Tangan yang menutupi mataku diturunkan, tetapi David sudah membungkus selimut di pinggangnya. Kekecewaan menyelimuti diriku.

"Aku rasa sudah waktunya seorang gadis kecil pergi tidur," gumam David.

"Tapi belum terlalu malam!" seruku. "Bahkan belum jam sembilan!"

"Jam berapa biasanya kamu tidur?" tanya David dengan alis terangkat.

Pipi ku memerah. "Jam delapan."

Dia memberiku tatapan yang membuat perutku bergetar.
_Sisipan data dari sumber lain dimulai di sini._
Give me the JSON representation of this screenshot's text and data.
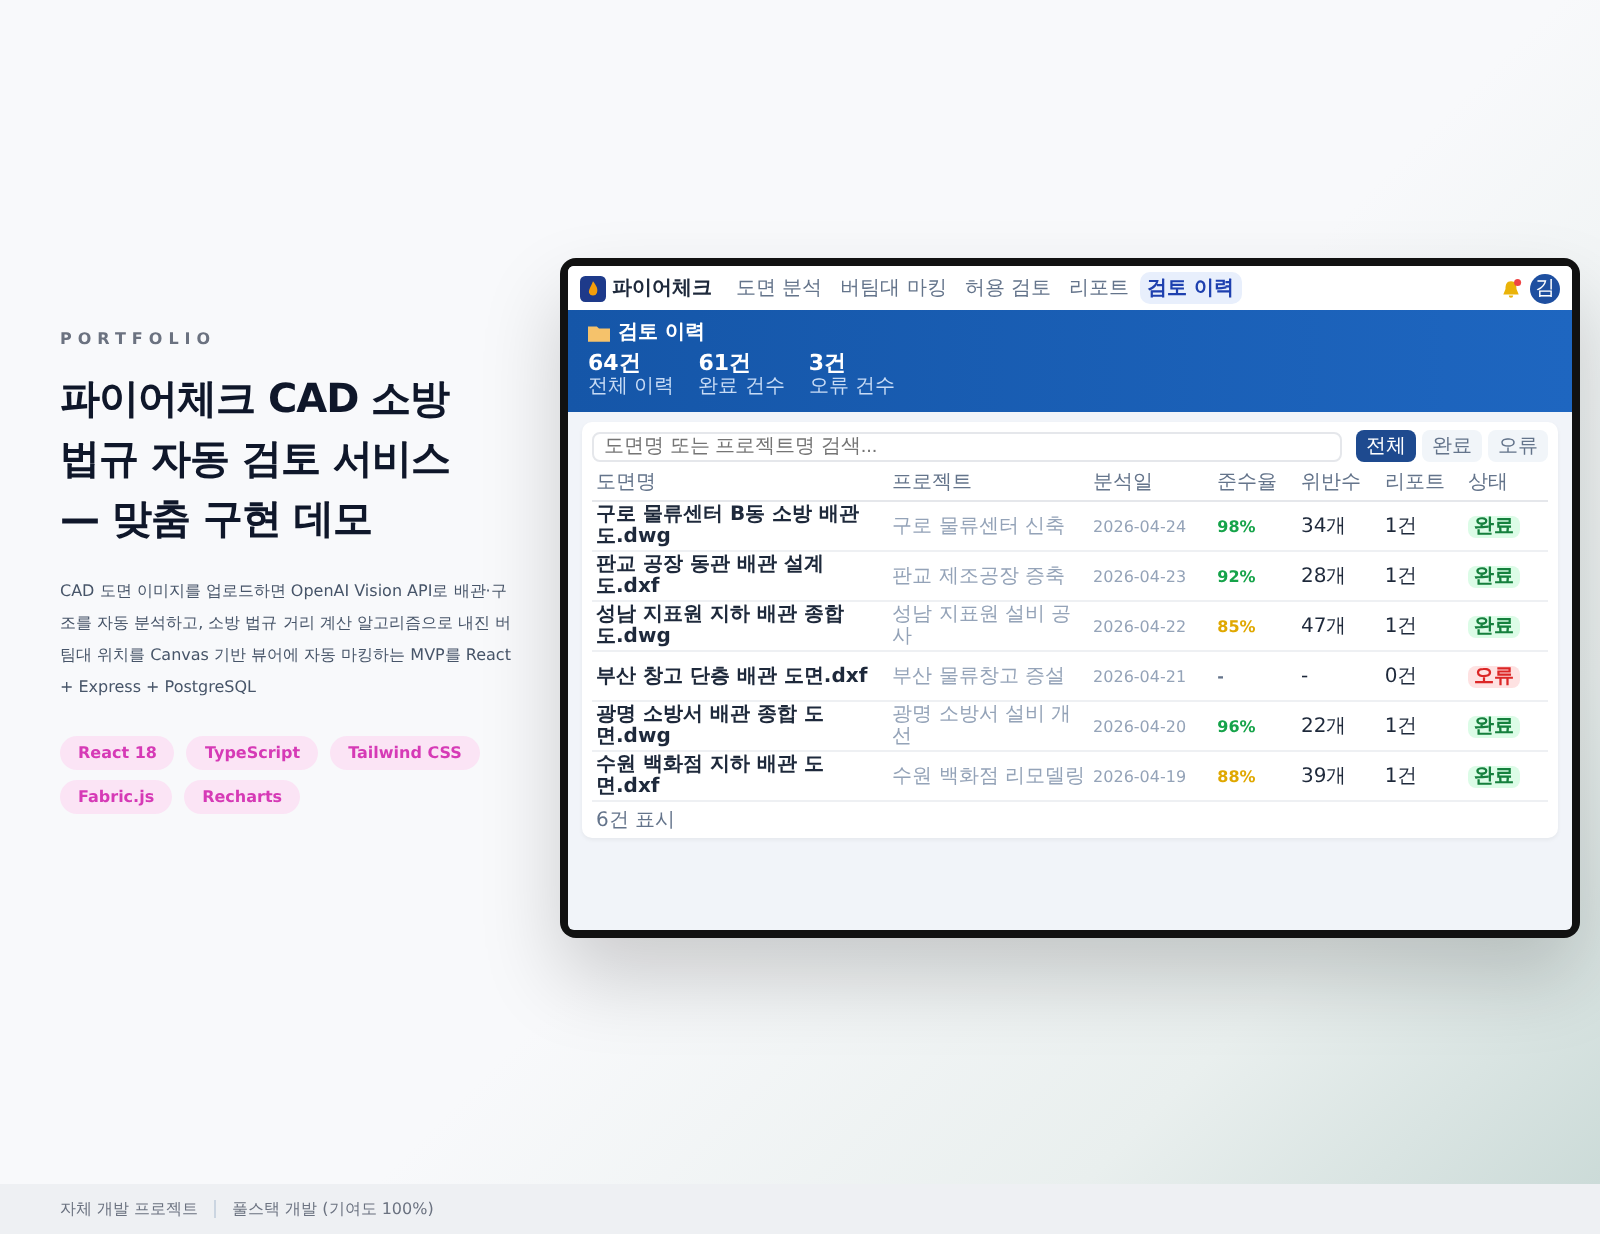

Keinginan untuk menaatinya sangat kuat, tetapi begitu juga keinginan untuk memberontak.

"Aku tidak mau tidur sekarang!" teriakku sambil tersandung berdiri. "Kamu tidak bisa memaksaku!"

"Apakah itu cara berbicara kepada Alphasmu?"

Pada kesempatan lain, aku akan menundukkan kepala dan meminta maaf dengan sungguh-sungguh, tetapi tidak malam ini. Aku muak mengikuti perintah semua orang. Aku menatap tajam kepada mereka sebelum berputar dan berjalan cepat keluar dari ruangan. Aku berlari ke dapur begitu keluar dari perpustakaan, tetapi sebuah lengan melingkari pinggangku. Detik berikutnya aku menemukan diriku tergantung terbalik di atas bahu yang lebar.

Tamparan di pantatku membuatku terkejut saat rasa sakit menjalar melaluiku.

"Kamu tidak bisa melakukan itu!" teriakku. "Kamu bukan ayahku."

"Tapi aku bisa jadi."

"Ih! Aku tidak mau punya fantasi seksual tentang ayahku!"

Aku langsung menyesali kata-kata yang keluar dari bibirku ketika dia membeku. Detik kemudian kami bergerak lagi.

"Fantasi seksual ya?" Tangannya perlahan menelusuri paha belakangku ke pantatku. "Apa yang terjadi dalam fantasi ini, sayang?"

Sebuah erangan lolos dari bibirku ketika dia mulai memijat pantatku. Ini sangat memalukan. Jadi aku melakukan satu-satunya hal yang bisa kupikirkan untuk membuatnya meletakkanku: Aku meraih selimut yang melilit pinggangnya dan menariknya turun.